ADS Modeling of Flexible Bodies: Texture, Constraints, Contacts, and Arbitrary Loads Using MNF and Modal Forces

Abstract

The Adams software environment provides a comprehensive solution for dynamics simulations, enabling users to directly define constraints, contacts, and forces. Moreover, it supports modal analysis to generate prestressed flexible bodies or to apply dynamic loads defined through modal forces. This paper delineates a systematic method for defining modal forces in flexible bodies using Adams, focusing on the usage of Minimization Neutral File (MNF) and load distributions within a flexible body context. The workflow includes the structured methodology for adding finite element loads from external files to the MNF files, through the Application Programming Interface (API) capabilities offered by the ADAMS Flex Toolkit. This approach facilitates a detailed simulation process, allowing for the customization of actions, impacts, and applied forces across the simulation domain.

1. Introduction

Flexible body simulations in ADMS are pivotal for a wide range of engineering applications, encompassing manufacturing, aerospace, and mechanical engineering. Underpinning this capability is the advanced manipulation of materials and their physical interactions, including but not limited to, forces, contacts, and constraints. This section outlines the essential steps for modeling flexible bodies with orientations, masses, and rigid body simulation (RBS) features, alongside the use of modal computation.

2. CommandSpecific Approach for Modeling Flexible Bodies

This section introduces a project encompassing the "plate.mnf" and "plate.loads" files from the software's example repository, in tandem with specific ADMS commands and processes. The "plate.mnf" file embodies a flexible body MNF lacking modal forces, whereas "plate.loads" serves as an external load file detailing nodelevel forces that can be augmented to the MNF.




2.1 Command Window Outline

FLEXTK Command Overview: The FLEXTK utilities, invoked via `flextk`, are central for myriad tasks. Notably, `mnfload` integrates an external load file into the MNF, thereby enriching it with nodespecific loads.

2.2 Command Syntax Application

Upon navigating to a specified working directory, the following sequence commands the system:

1. MNF Data Integration Command Syntax: `ADAMS_version flextk mnfload old_mnf_file new_mnf_file load_case_file`

This command channels the load information in `plate.loads` to `plate.mnf`, resulting in `plate_load.mnf`.

2.3 Command Execution Workaround

For efficiency and reproducibility, automating the command inputs becomes indispensable.
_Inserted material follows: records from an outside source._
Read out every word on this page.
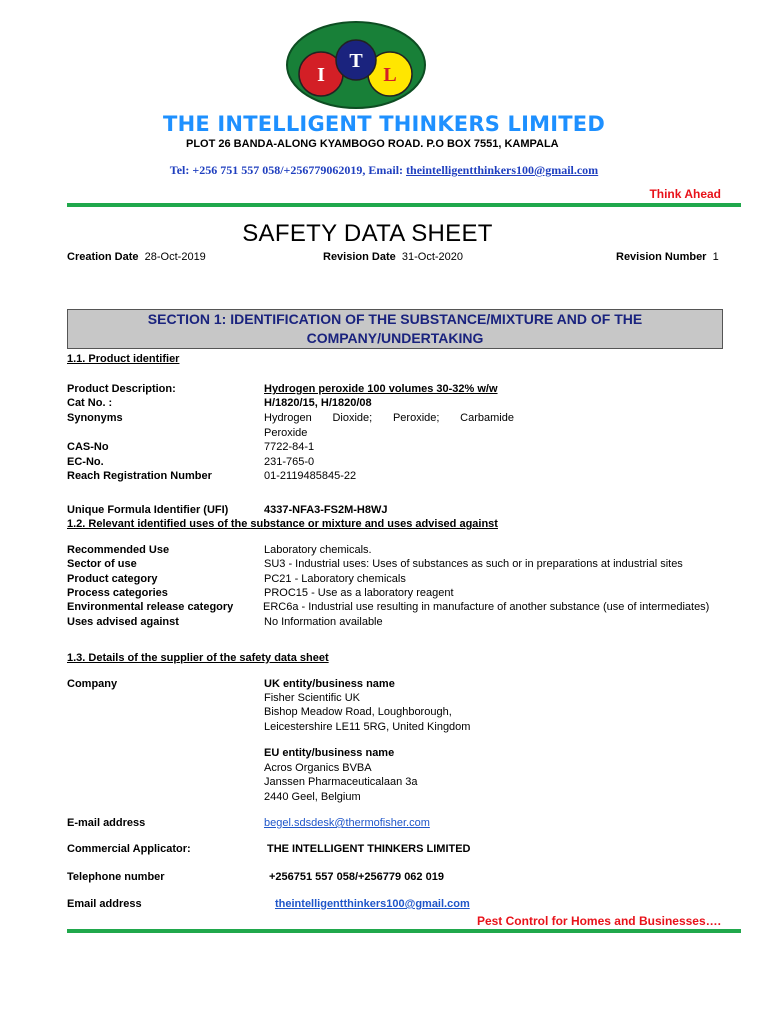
I
T
L
THE INTELLIGENT THINKERS LIMITED
PLOT 26 BANDA-ALONG KYAMBOGO ROAD. P.O BOX 7551, KAMPALA
Tel: +256 751 557 058/+256779062019, Email: theintelligentthinkers100@gmail.com
Think Ahead
SAFETY DATA SHEET
Creation Date 28-Oct-2019	Revision Date 31-Oct-2020	Revision Number 1
SECTION 1: IDENTIFICATION OF THE SUBSTANCE/MIXTURE AND OF THE
COMPANY/UNDERTAKING
1.1. Product identifier
Product Description:	Hydrogen peroxide 100 volumes 30-32% w/w
Cat No. :	H/1820/15, H/1820/08
Synonyms	Hydrogen Dioxide; Peroxide; Carbamide
Peroxide
CAS-No	7722-84-1
EC-No.	231-765-0
Reach Registration Number	01-2119485845-22
Unique Formula Identifier (UFI)	4337-NFA3-FS2M-H8WJ
1.2. Relevant identified uses of the substance or mixture and uses advised against
Recommended Use	Laboratory chemicals.
Sector of use	SU3 - Industrial uses: Uses of substances as such or in preparations at industrial sites
Product category	PC21 - Laboratory chemicals
Process categories	PROC15 - Use as a laboratory reagent
Environmental release category	ERC6a - Industrial use resulting in manufacture of another substance (use of intermediates)
Uses advised against	No Information available
1.3. Details of the supplier of the safety data sheet
Company	UK entity/business name
Fisher Scientific UK
Bishop Meadow Road, Loughborough,
Leicestershire LE11 5RG, United Kingdom
EU entity/business name
Acros Organics BVBA
Janssen Pharmaceuticalaan 3a
2440 Geel, Belgium
E-mail address	begel.sdsdesk@thermofisher.com
Commercial Applicator:	THE INTELLIGENT THINKERS LIMITED
Telephone number	+256751 557 058/+256779 062 019
Email address	theintelligentthinkers100@gmail.com
Pest Control for Homes and Businesses….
This involves scripting the command in a batch file to circumvent manual repetition.

3. Modeling Flexible Body Modal Forces: A StepbyStep Procedure

Following the MNF and load blending, the `mnf_load` is assimilated into the simulation, enabling the creation of `plate_load.mnf`.
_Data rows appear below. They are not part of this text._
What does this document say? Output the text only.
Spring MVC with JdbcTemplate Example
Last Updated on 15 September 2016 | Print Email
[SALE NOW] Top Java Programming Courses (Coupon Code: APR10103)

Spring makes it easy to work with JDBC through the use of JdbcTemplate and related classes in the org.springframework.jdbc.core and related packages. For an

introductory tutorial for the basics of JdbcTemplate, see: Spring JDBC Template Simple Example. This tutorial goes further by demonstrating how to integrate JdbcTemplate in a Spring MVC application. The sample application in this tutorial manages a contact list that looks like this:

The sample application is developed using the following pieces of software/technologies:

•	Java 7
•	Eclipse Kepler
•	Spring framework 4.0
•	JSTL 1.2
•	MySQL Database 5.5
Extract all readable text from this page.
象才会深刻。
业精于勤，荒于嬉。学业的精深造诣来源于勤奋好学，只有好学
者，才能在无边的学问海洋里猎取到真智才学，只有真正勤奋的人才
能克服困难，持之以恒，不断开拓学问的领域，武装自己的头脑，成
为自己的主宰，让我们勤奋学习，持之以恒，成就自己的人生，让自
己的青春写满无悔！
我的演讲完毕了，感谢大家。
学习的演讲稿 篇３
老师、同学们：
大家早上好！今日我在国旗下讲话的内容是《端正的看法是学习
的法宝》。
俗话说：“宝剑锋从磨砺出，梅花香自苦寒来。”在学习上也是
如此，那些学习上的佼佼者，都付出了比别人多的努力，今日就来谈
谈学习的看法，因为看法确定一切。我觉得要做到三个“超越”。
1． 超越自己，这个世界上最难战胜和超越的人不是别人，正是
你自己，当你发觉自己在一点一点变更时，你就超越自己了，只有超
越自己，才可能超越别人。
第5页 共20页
3.1 ABM Overview in ADMS and RMS Integration

Modal Force Definition: Via the `Settings > Runtime > Interface > Fast Track Replacement > Add Modal Forces` parameter, a list generated from the external load file is appended.

Simulated Model Comfort: Confirming that all forces have been accurately applied within the modal force dialog box ensures a smooth simulation process.

4. NodeBased Load Representation

The `plate.loads` file exemplifies a straightforward nodebased load format, delineating nodal forces across predefined lines of action. Load amounts stipulate the force magnitudes, with placeholders such as `FX`, `FY`, or `FZ` indicating axis orientation.

5. Generalization and Future Applications

The outlined methodology is scalable, applicable to any MNF file with a counterpart load file for load distribution. It serves as a versatile framework for the adaptation of simulations to reflect realworld conditions, from manufacturing processes to complex mechanical interactions.

6. Conclusion

This paper has detailed the techniques for modeling flexible bodies within ADMS, emphasizing the adaptability and efficacy of mesh generation, element incorporation, and the subsequent application of load conditions. The integration of modal forces via external load files exemplifies a robust approach, ensuring accurate and realistic simulations across a spectrum of applications. The guidance provided should prove valuable for practitioners aiming to enhance their simulations with precise load definitions and comprehensive load analysis.

Endnotes

ADMS and its adaptive Dynamo and FLEXTK tools constitute an integral part of a simulation engineer’s toolkit, offering unparalleled flexibility and power in the realm of dynamic simulations. The ability to seamlessly integrate external load definitions and to define and restrain flexible bodies with precision underscores the toolkit's utility across multiple engineering disciplines.